Wo liegt der Vorteil eines solchen Verfahrens?
Der Schuldner kann einen Antrag auf Restschuldbefreiung stellen, der nach Ablauf der bisher sechsjährigen „Wohlverhaltensphase“ greift. In der dieser Phase hat der Schuldner nachweislich Anstrengungen zu unternehmen, seine Schulden zurückzuzahlen, zuvörderst durch Aufnahme einer Arbeit („Erwerbsobliegenheit“). So kann er zumindest einen Teil der Gläubigerforderungen abstottern. Zweifeln die Gläubiger das Wohlverhalten nicht formell an, so wird das Insolvenzverfahren nach sechs Jahren abgeschlossen. Der Privatpleitier ist dann unabhängig von noch nicht beglichenen Gläubigerforderungen wieder schuldenfrei – eben durch besagte Restschuldbefreiung.

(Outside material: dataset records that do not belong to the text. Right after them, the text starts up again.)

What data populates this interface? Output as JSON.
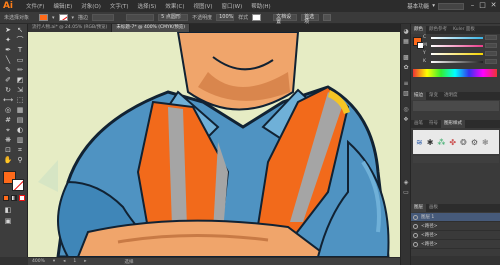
{
  "app": {
    "logo": "Ai"
  },
  "menubar": {
    "items": [
      "文件(F)",
      "编辑(E)",
      "对象(O)",
      "文字(T)",
      "选择(S)",
      "效果(C)",
      "视图(V)",
      "窗口(W)",
      "帮助(H)"
    ],
    "workspace": "基本功能",
    "minimize": "–",
    "maximize": "□",
    "close": "✕"
  },
  "controlbar": {
    "selection_label": "未选择对象",
    "stroke_label": "描边",
    "stroke_width": "",
    "points": "5 点圆形",
    "opacity_label": "不透明度",
    "opacity_value": "100%",
    "style_label": "样式",
    "doc_setup": "文档设置",
    "prefs": "首选项",
    "colors": {
      "fill": "#ff6a1a",
      "stroke": "none"
    }
  },
  "tabs": [
    {
      "label": "流行人物.ai* @ 24.05% (RGB/预览)",
      "active": false
    },
    {
      "label": "未标题-7* @ 400% (CMYK/预览)",
      "active": true
    }
  ],
  "toolbar": {
    "tools": [
      "selection-tool",
      "direct-selection-tool",
      "magic-wand-tool",
      "lasso-tool",
      "pen-tool",
      "type-tool",
      "line-tool",
      "rectangle-tool",
      "paintbrush-tool",
      "pencil-tool",
      "blob-brush-tool",
      "eraser-tool",
      "rotate-tool",
      "scale-tool",
      "width-tool",
      "free-transform-tool",
      "shape-builder-tool",
      "perspective-grid-tool",
      "mesh-tool",
      "gradient-tool",
      "eyedropper-tool",
      "blend-tool",
      "symbol-sprayer-tool",
      "column-graph-tool",
      "artboard-tool",
      "slice-tool",
      "hand-tool",
      "zoom-tool"
    ],
    "fill_color": "#ff6a1a"
  },
  "statusbar": {
    "zoom": "400%",
    "page": "1",
    "mode": "选择"
  },
  "panels": {
    "color_tabs": [
      "颜色",
      "颜色参考",
      "Kuler 面板"
    ],
    "color": {
      "fill": "#ff6a1a",
      "sliders": [
        "C",
        "M",
        "Y",
        "K"
      ],
      "slider_colors": [
        "#39b4e6",
        "#e93a89",
        "#f6d400",
        "#222222"
      ]
    },
    "brush_tabs": [
      "描边",
      "渐变",
      "透明度"
    ],
    "graphic_tabs": [
      "画笔",
      "符号",
      "图形样式"
    ],
    "layer_tabs": [
      "图层",
      "画板"
    ],
    "layers": [
      {
        "name": "图层 1"
      },
      {
        "name": "<路径>"
      },
      {
        "name": "<路径>"
      },
      {
        "name": "<路径>"
      }
    ]
  }
}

Wer seine Schulden dauerhaft nicht zurückzahlen kann, ist insolvent. Gelingt es dem Schuldner nicht, sich mit seinen Gläubigern außergerichtlich zu einigen, bescheinigt ein Anwalt oder ein Schuldnerberater das Scheitern der Verhandlungen. Danach kann das Insolvenzverfahren vor einem Amtsgericht eröffnet werden.

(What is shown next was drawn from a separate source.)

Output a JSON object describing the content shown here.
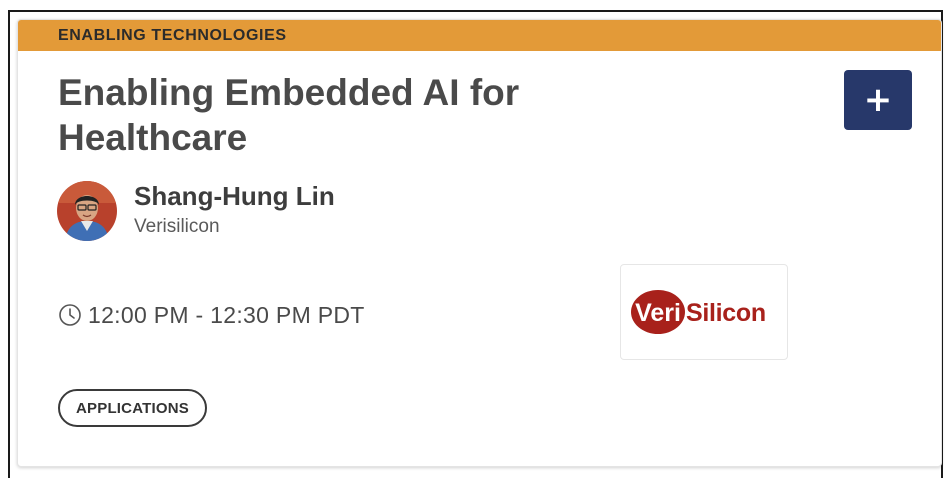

In sechs Jahren müssen dann möglichst viele Schulden abgetragen werden. In dieser „Wohlverhaltensphase“ darf ein alleinstehender Schuldner ohne Unterhaltspflicht von seinem monatlichen Einkommen knapp 1050 Euro behalten. Verdient er mehr, wird der Rest an die Gläubiger verteilt. Für Schulden, die in dieser Zeit nicht zurückgezahlt werden, kann bei Gericht ein Antrag auf Restschuldbefreiung gestellt werden. Ab 1. Juli können sich Betroffene unter bestimmten Umständen schon nach drei Jahren von der Restschuld befreien lassen.
Was ändert sich vom 1. Juli an?
Die Verfahrensdauer kann auf drei Jahre verkürzt werden, sofern der Schuldner innerhalb dieses Zeitraums mindestens 35 Prozent seiner Schulden abgetragen hat. Außerdem müssen die Gerichtsverfahrenskosten in Höhe von mindestens 1500 Euro nach drei Jahren beglichen sein. Schwerer noch wiegen die Kosten für den Insolvenzverwalter. Dieser wird nämlich mit 40 Prozent der Summe vergolten, die der Schuldner an Schulden zurückzahlte.
Ein Beispiel: Einem mit 60.000 Euro verschuldeten Verbraucher gelingt es, innerhalb der ersten drei Jahre 35 Prozent seiner Verbindlichkeiten – also 21.000 Euro - abzutragen. Neben den Gerichtskosten von rund 2000 Euro muss der Schuldner nun auch noch 40 Prozent von 21.000 Euro an den Insolvenzverwalter zahlen, also weitere 8400 Euro. Insgesamt hat der Schuldner damit innerhalb von drei Jahren mehr als 31.000 Euro aufzubringen, um das Insolvenzverfahren vorzeitig beenden zu können.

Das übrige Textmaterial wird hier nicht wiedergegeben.